Marigold wurde blass.
„Wirklich?", hauchte sie entgeistert.
„Ja, aber der Schwindel wurde aufgedeckt, und diese Betrügerin ist in unseren Kerkern", erzählte der Herzog.

Einen Moment später kamen Lady Gorinn und Angeus in die Empfangshalle.
„Prinzessin Marigold. Wie schön euch wohlbehalten wiederzusehen!", begrüßte sie die Prinzessin und knickste höflich. Marigold knickste ebenfalls. Die Frau war ihr ebenso suspekt wie ihr Sohn.
Allerdings wirkte dieser anders. Er sagte nichts und starrte ins Nichts. Er wirkte niedergeschlagen und bedrückt. Aber das störte Marigold nicht. Was auch immer passiert war, er hatte es verdient. Jemand, der nur für seinen eigenen Ruf jemanden heiratet, und dem die Gefühle einer Frau egal waren, der musste auch mal was einstecken können.
Während Marigold diesen Hass dem Adligen gegenüber wieder hochkochen lies, kamen ihr auch die Gedanken zu dem Auftragsmord. Plötzlich sah sie Angeus mit anderen Augen.

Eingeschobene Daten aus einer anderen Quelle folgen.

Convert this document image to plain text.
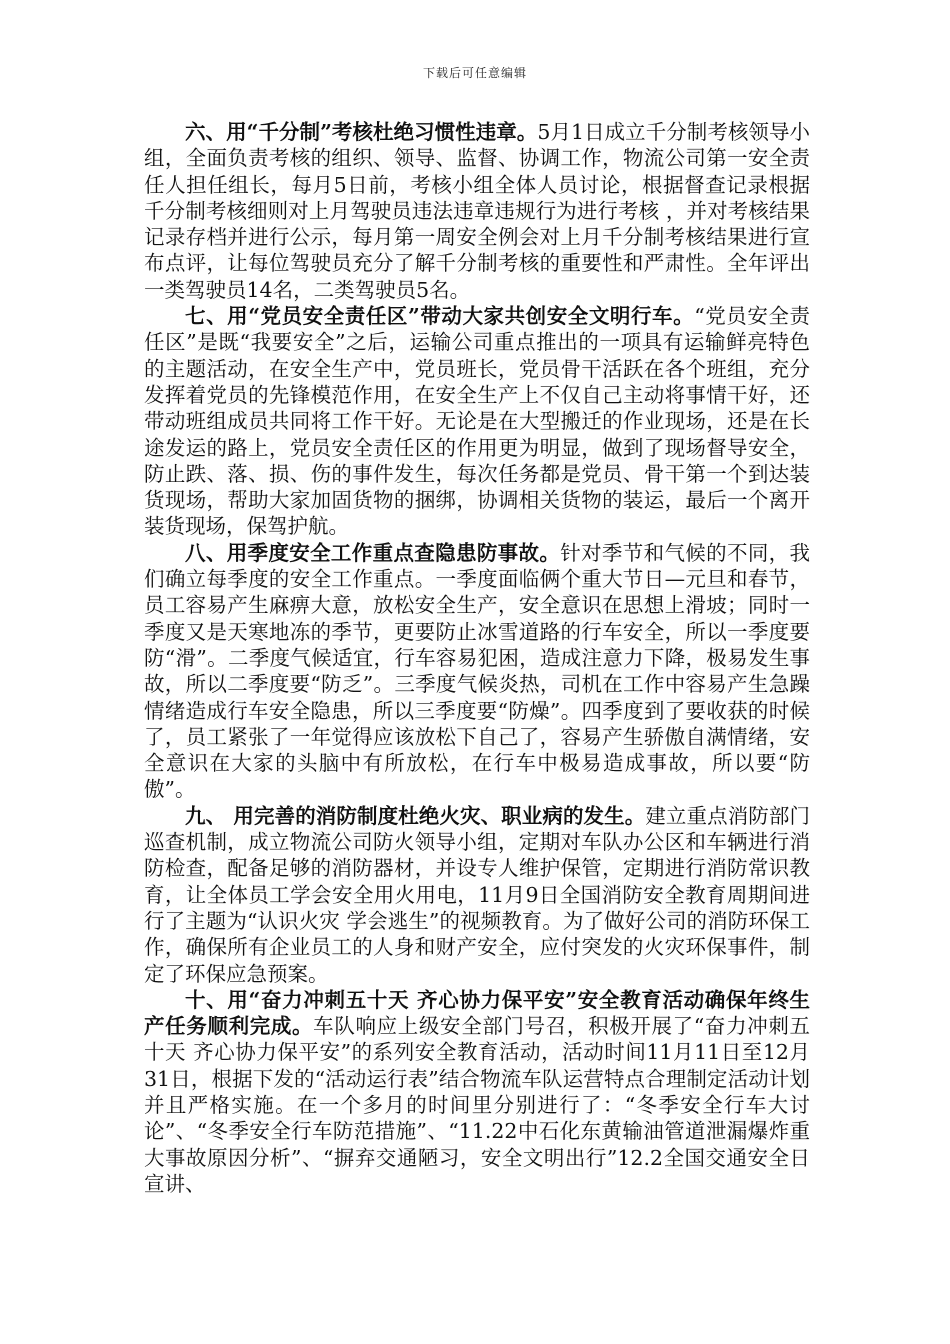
下载后可任意编辑

六、用“千分制”考核杜绝习惯性违章。5月1日成立千分制考核领导小组，全面负责考核的组织、领导、监督、协调工作，物流公司第一安全责任人担任组长，每月5日前，考核小组全体人员讨论，根据督查记录根据千分制考核细则对上月驾驶员违法违章违规行为进行考核 ，并对考核结果记录存档并进行公示，每月第一周安全例会对上月千分制考核结果进行宣布点评，让每位驾驶员充分了解千分制考核的重要性和严肃性。全年评出一类驾驶员14名，二类驾驶员5名。

七、用“党员安全责任区”带动大家共创安全文明行车。“党员安全责任区”是既“我要安全”之后，运输公司重点推出的一项具有运输鲜亮特色的主题活动，在安全生产中，党员班长，党员骨干活跃在各个班组，充分发挥着党员的先锋模范作用，在安全生产上不仅自己主动将事情干好，还带动班组成员共同将工作干好。无论是在大型搬迁的作业现场，还是在长途发运的路上，党员安全责任区的作用更为明显，做到了现场督导安全，防止跌、落、损、伤的事件发生，每次任务都是党员、骨干第一个到达装货现场，帮助大家加固货物的捆绑，协调相关货物的装运，最后一个离开装货现场，保驾护航。

八、用季度安全工作重点查隐患防事故。针对季节和气候的不同，我们确立每季度的安全工作重点。一季度面临俩个重大节日—元旦和春节，员工容易产生麻痹大意，放松安全生产，安全意识在思想上滑坡；同时一季度又是天寒地冻的季节，更要防止冰雪道路的行车安全，所以一季度要防“滑”。二季度气候适宜，行车容易犯困，造成注意力下降，极易发生事故，所以二季度要“防乏”。三季度气候炎热，司机在工作中容易产生急躁情绪造成行车安全隐患，所以三季度要“防燥”。四季度到了要收获的时候了，员工紧张了一年觉得应该放松下自己了，容易产生骄傲自满情绪，安全意识在大家的头脑中有所放松，在行车中极易造成事故，所以要“防傲”。

九、 用完善的消防制度杜绝火灾、职业病的发生。建立重点消防部门巡查机制，成立物流公司防火领导小组，定期对车队办公区和车辆进行消防检查，配备足够的消防器材，并设专人维护保管，定期进行消防常识教育，让全体员工学会安全用火用电，11月9日全国消防安全教育周期间进行了主题为“认识火灾 学会逃生”的视频教育。为了做好公司的消防环保工作，确保所有企业员工的人身和财产安全，应付突发的火灾环保事件，制定了环保应急预案。

十、用“奋力冲刺五十天 齐心协力保平安”安全教育活动确保年终生产任务顺利完成。车队响应上级安全部门号召，积极开展了“奋力冲刺五十天 齐心协力保平安”的系列安全教育活动，活动时间11月11日至12月31日，根据下发的“活动运行表”结合物流车队运营特点合理制定活动计划并且严格实施。在一个多月的时间里分别进行了：“冬季安全行车大讨论”、“冬季安全行车防范措施”、“11.22中石化东黄输油管道泄漏爆炸重大事故原因分析”、“摒弃交通陋习，安全文明出行”12.2全国交通安全日宣讲、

Ein junger Mann, der keine Ahnung hatte, dass ihm sein baldiges Ende bevor stand. Wie ein Urteil, von dem er nichts wusste.

Und trotzdem weckte das kein Mitleid bei der Prinzessin.
Das war nicht ihre Angelegenheit!

Als dann die restliche Familie des Herzogs der Nachricht folgte, dass die wahre Prinzessin zurück sei, war der Auftragsmord direkt wieder vergessen. Die Freude über das unverhoffte Wiedersehen schlug Wellen. Ein herzliches Wiedersehen, wie es schöner kaum sein konnte.